Although we didn't purchase tickets online beforehand, the lines to enter the ruins were short and we were soon face-to-face with the Terme Suburbane, a public bathhouse decorated with erotic frescoes; unfortunately, it was closed on the Friday we visited:

My daughter stands in front of the Porto Marina. one of Pompeii's seven gates:

Vesuvius, the mountain that brought so much death and destruction, looms over the ruins:

We proceeded along the Via Marina, stopping to have a look at the remains of Pompeii's 2nd-century-BCE basilica, site of the city's law courts and exchange:

The foro (forum), the city's main piazza, flanked by limestone columns:

The site is huge, and it's impossible to see everything in the course of a single day. Many visitors were part of tour groups or had employed the services of guides, a good idea as detailed signage of what you're seeing is insufficient. On the other hand, just walking around aimlessly and popping in and out of the ruined homes, shops and bathhouses was enjoyable in itself (plus my wife had picked up a small guidebook in Mandarin at the visitor center that gave details of some of the buildings):

In the southern part of the complex stands the 5000-seat Teatro Grande, dating from the 2nd-century-BCE:

Hailing Caesar:

Pink Floyd recorded at this very amphitheater in October 1971, and an onsite display shows photographs and video of the event. For some reason, instead of capturing a shot of the band in action, I only managed to take a photo of Roger Waters telling David Gilmour and Rick Wright how good the oysters were:

Walking through the necropolis:

The most gruesomely fascinating sights at Pompeii are those of the body casts, made in the 19th century by pouring plaster into the hollows left by disintegrating bodies. They provide a snapshot of the final moments of those who didn't get out of the city in time, killed by the ash and pyroclastic flows that devastated Pompeii. It must've been a horrible way to die:

Sadly, many of the victims were children:

Looking out over what would've been rooftops 1939 years ago:

One of the most popular sights at Pompeii is the Lupanare, the ruins of a brothel with its, ahem, informative frescoes. I told Amber she could go inside to have a look if she wanted, but she declined the offer. Western society unfortunately became a lot more prudish once Christianity took hold and the Roman Empire declined. A pity:

Back at the forum, where the Granai del Foro (Forum Granary) displays more body casts, as well as hundreds of amphorae (tall ancient Roman jars or jugs with two handles and a narrow neck):

A famous cast of a dog caught in its death throes:

Following lunch (a tip: bring your own food, as the fare on offer in the cafeteria to the north of the forum isn't very enticing), we explored the Casa del Fauno, Pompeii's largest house. Many of the mosaics uncovered here are now displayed at Naples' Museo Archeologico Nazionale, which we would visit the next day:

Shu-E took a break, while Amber and I headed downhill to the Villa dei Misteri, the best-preserved villa at Pompeii:

The villa houses the Dionysiac frieze, the most important fresco remaining onsite:

Continuing our explorations of the streets:

The Anfiteatro is the oldest known Roman amphitheater in existence:

What remains of the Tempio di Apollo, the oldest and most important of the city's religious buildings:

Looking southwest from the ruins, in the opposite direction from Mount Vesuvius:

The last stop we made before exiting the ruins was at the visitor center:

It was a wait for me of almost thirty years (!), but the ruins of ancient Pompeii delivered. One of the most impressive sights I've ever seen.
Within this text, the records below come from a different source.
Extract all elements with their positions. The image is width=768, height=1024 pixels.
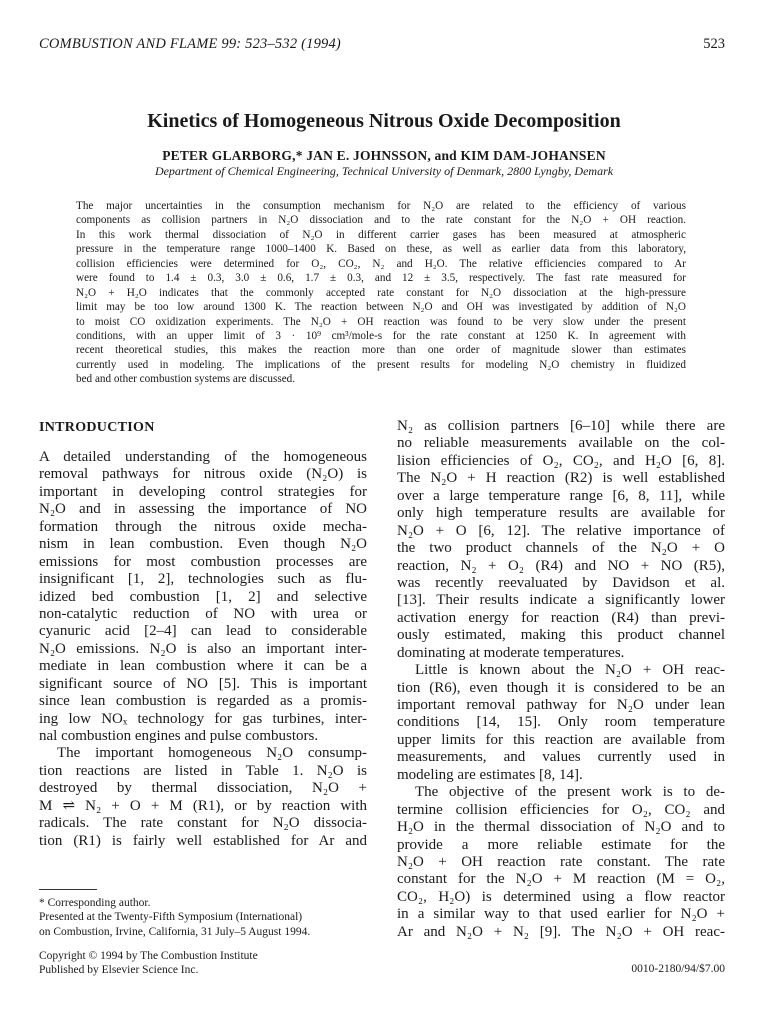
- body-line: M ⇌ N₂ + O + M (R1), or by reaction with: [39, 797, 367, 814]
- body-line: was recently reevaluated by Davidson et al.: [397, 574, 725, 591]
- body-line: removal pathways for nitrous oxide (N₂O) is: [39, 466, 367, 483]
- abstract-line: pressure in the temperature range 1000–1400 K. Based on these, as well as earlier data from this laboratory,: [76, 243, 686, 256]
- footnote-corresponding: * Corresponding author.: [39, 897, 151, 909]
- body-line: radicals. The rate constant for N₂O dissocia-: [39, 815, 367, 832]
- body-line: non-catalytic reduction of NO with urea or: [39, 605, 367, 622]
- body-line: since lean combustion is regarded as a promis-: [39, 693, 367, 710]
- abstract-line: currently used in modeling. The implications of the present results for modeling N₂O chemistry in fluidized: [76, 358, 686, 371]
- body-line: measurements, and values currently used in: [397, 749, 725, 766]
- body-line: idized bed combustion [1, 2] and selective: [39, 588, 367, 605]
- left-column: [39, 449, 367, 850]
- body-line: N₂O emissions. N₂O is also an important inter-: [39, 640, 367, 657]
- abstract-line: recent theoretical studies, this makes the reaction more than one order of magnitude slower than estimates: [76, 344, 686, 357]
- body-line: formation through the nitrous oxide mecha-: [39, 518, 367, 535]
- body-line: important in developing control strategies for: [39, 483, 367, 500]
- body-line: nal combustion engines and pulse combustors.: [39, 728, 319, 744]
- body-line: reaction, N₂ + O₂ (R4) and NO + NO (R5),: [397, 557, 725, 574]
- section-heading: INTRODUCTION: [39, 420, 155, 435]
- body-line: no reliable measurements available on the col-: [397, 435, 725, 452]
- body-line: H₂O in the thermal dissociation of N₂O and to: [397, 819, 725, 836]
- body-line: Little is known about the N₂O + OH reac-: [415, 662, 725, 679]
- issn-code: 0010-2180/94/$7.00: [631, 963, 725, 975]
- abstract-line: In this work thermal dissociation of N₂O in different carrier gases has been measured at atmospheric: [76, 228, 686, 241]
- abstract-line: N₂O + H₂O indicates that the commonly accepted rate constant for N₂O dissociation at the high-pressure: [76, 286, 686, 299]
- body-line: N₂O + O [6, 12]. The relative importance of: [397, 522, 725, 539]
- body-line: in a similar way to that used earlier for N₂O +: [397, 906, 725, 923]
- body-line: [13]. Their results indicate a significantly lower: [397, 592, 725, 609]
- footnote-presented-cont: on Combustion, Irvine, California, 31 July–5 August 1994.: [39, 926, 311, 938]
- body-line: activation energy for reaction (R4) than previ-: [397, 609, 725, 626]
- body-line: over a large temperature range [6, 8, 11], while: [397, 487, 725, 504]
- body-line: CO₂, H₂O) is determined using a flow reactor: [397, 888, 725, 905]
- body-line: the two product channels of the N₂O + O: [397, 540, 725, 557]
- abstract-line: collision efficiencies were determined for O₂, CO₂, N₂ and H₂O. The relative efficiencies compared to Ar: [76, 257, 686, 270]
- copyright-notice: Copyright © 1994 by The Combustion Institute: [39, 950, 258, 962]
- right-column: [397, 418, 725, 941]
- paper-title: Kinetics of Homogeneous Nitrous Oxide Decomposition: [147, 110, 621, 132]
- body-line: ously estimated, making this product channel: [397, 627, 725, 644]
- body-line: provide a more reliable estimate for the: [397, 836, 725, 853]
- author-list: PETER GLARBORG,* JAN E. JOHNSSON, and KIM DAM-JOHANSEN: [162, 148, 606, 163]
- body-line: tion reactions are listed in Table 1. N₂O is: [39, 762, 367, 779]
- footnote-rule: [39, 889, 97, 890]
- body-line: important removal pathway for N₂O under lean: [397, 697, 725, 713]
- body-line: N₂O + OH reaction rate constant. The rate: [397, 853, 725, 870]
- body-line: emissions for most combustion processes are: [39, 553, 367, 570]
- body-line: cyanuric acid [2–4] can lead to considerable: [39, 623, 367, 640]
- abstract-line: to moist CO oxidization experiments. The N₂O + OH reaction was found to be very slow under the present: [76, 315, 686, 328]
- journal-citation: COMBUSTION AND FLAME 99: 523–532 (1994): [39, 36, 341, 52]
- affiliation: Department of Chemical Engineering, Technical University of Denmark, 2800 Lyngby, Demark: [154, 164, 614, 178]
- body-line: significant source of NO [5]. This is important: [39, 675, 367, 692]
- body-line: tion (R6), even though it is considered to be an: [397, 679, 725, 696]
- body-line: Ar and N₂O + N₂ [9]. The N₂O + OH reac-: [397, 923, 725, 940]
- body-line: The important homogeneous N₂O consump-: [57, 745, 367, 762]
- body-line: conditions [14, 15]. Only room temperature: [397, 714, 725, 731]
- body-line: termine collision efficiencies for O₂, CO₂ and: [397, 801, 725, 818]
- page-number: 523: [703, 36, 725, 52]
- body-line: The N₂O + H reaction (R2) is well established: [397, 470, 725, 487]
- body-line: N₂O and in assessing the importance of NO: [39, 501, 367, 518]
- abstract-line: conditions, with an upper limit of 3 · 10⁹ cm³/mole-s for the rate constant at 1250 K. In agreement with: [76, 329, 686, 342]
- body-line: mediate in lean combustion where it can be a: [39, 658, 367, 675]
- body-line: insignificant [1, 2], technologies such as flu-: [39, 571, 367, 588]
- body-line: upper limits for this reaction are available from: [397, 731, 725, 748]
- abstract-line: were found to 1.4 ± 0.3, 3.0 ± 0.6, 1.7 ± 0.3, and 12 ± 3.5, respectively. The fast rate measured for: [76, 272, 686, 285]
- body-line: dominating at moderate temperatures.: [397, 644, 625, 661]
- abstract-line: bed and other combustion systems are discussed.: [76, 373, 296, 386]
- body-line: A detailed understanding of the homogeneous: [39, 449, 367, 465]
- body-line: lision efficiencies of O₂, CO₂, and H₂O [6, 8].: [397, 452, 725, 469]
- body-line: destroyed by thermal dissociation, N₂O +: [39, 780, 367, 797]
- footnote-presented: Presented at the Twenty-Fifth Symposium (International): [39, 911, 303, 923]
- body-line: tion (R1) is fairly well established for Ar and: [39, 832, 367, 849]
- abstract-line: The major uncertainties in the consumption mechanism for N₂O are related to the efficiency of various: [76, 200, 686, 212]
- body-line: nism in lean combustion. Even though N₂O: [39, 536, 367, 553]
- running-head: [39, 36, 725, 56]
- abstract-line: limit may be too low around 1300 K. The reaction between N₂O and OH was investigated by addition of N₂O: [76, 301, 686, 314]
- body-line: only high temperature results are available for: [397, 505, 725, 522]
- body-line: constant for the N₂O + M reaction (M = O₂,: [397, 871, 725, 888]
- body-line: N₂ as collision partners [6–10] while there are: [397, 418, 725, 434]
- abstract-line: components as collision partners in N₂O dissociation and to the rate constant for the N₂O + OH reaction.: [76, 214, 686, 227]
- body-line: ing low NOₓ technology for gas turbines, inter-: [39, 710, 367, 727]
- body-line: The objective of the present work is to de-: [415, 784, 725, 801]
- body-line: modeling are estimates [8, 14].: [397, 766, 583, 783]
- abstract: [76, 199, 686, 387]
- publisher-line: Published by Elsevier Science Inc.: [39, 964, 199, 976]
Back in Naples, Shu-E retired to our room for a rest while Amber and I had dinner at a small restaurant next to our hotel, ordering what else but pizza, Neapolitan-style. My daughter polished off hers before I was halfway done with mine:

Saturday was our last full day in Italy. We debated going to Herculaneum, a smaller city also devastated by Mount Vesuvius in the same eruption that brought belated fame to Pompeii, but opted instead to take the subway into Naples to visit the aforementioned Museo Archeologico Nazionale, the city's premier museum, showcasing (according to my guidebook) "one of the world's finest collections of Greco-Roman artefacts." The museum was established by King Charles VII in the late 18th century to house the antiquities he inherited from his mother, as well as artefacts taken from Pompeii and Herculaneum:

Amber pauses in the Entrance Hall:

The massive Hall of the Sundial on the top floor:

Flora, the "force behind everything that flowers":

The Portrait of Paquius Proculo, one of the most well-known of the frescoes recovered from Pompeii:


Naples as seen from a museum window:

Blue vase:

Statues of runners:

From Pompeii's Casa del Fauno comes the Dancing Faun...:

...and the Alexander Mosaic:

The amusingly-named Secret Room contains more examples of Roman erotic imagery, though the statue of Pan raping a she-goat is one of the most disturbing works of art ever created. My daughter again opted to wait outside; her mother, on the other hand, spent a surprisingly long time inside checking out the exhibits:

The late 1st-century BCE Aphrodite Kallipygos:

Canopic jars in the Egyptian Collection:

The most impressive sculpture in the collection is undoubtedly the Toro Farnese (Farnese Bull), created in the 2nd-century BCE:

Nearby stands the Farnese Hercules:

And so, after taking in the ruins of Pompeii and the jaw-dropping exhibits in the Museo Archeologico Nazionale, it was time to bid farewell to Naples. But not before one more gelato at a streetside cafe:

The gritty streets of Naples, a world away from the chic areas of Rome:

Ravioli for lunch at a ristorante in front of Napoli Centrale:

A last glimpse of Vesuvius on the high speed train heading back to Rome:

From Roma Termini we took the Leonardo express for the 32-minute journey to Leonardo da Vinci Airport, where we checked into the Hilton Rome Airport for our last night in the country (we had a 7:00 am flight for Frankfurt scheduled for Sunday morning):

And that was our all-too-brief sojourn to Italy, a fantastic country boasting an incredible array of artistic and historic sights. This was, in all probability, our last extended trip before we leave Vilnius in late June. In the nearly two years we've been here in Lithuania, we have traveled to Germany, the Netherlands, Poland, Finland, Estonia, Latvia, the United Kingdom (or at least England and Scotland) and the Czech Republic, not to mention our trip to Japan at the end of last year (we also had a vacation to Cyprus planned for last spring that had to be canceled when my mother died at Easter). My wife complains (with good justification) that we spend too much money on traveling, but it would be a shame not to take advantage of the lifestyle connected to my present employment. And I'm sure all these experiences will benefit Amber as she reaches adulthood and takes her own path into the world.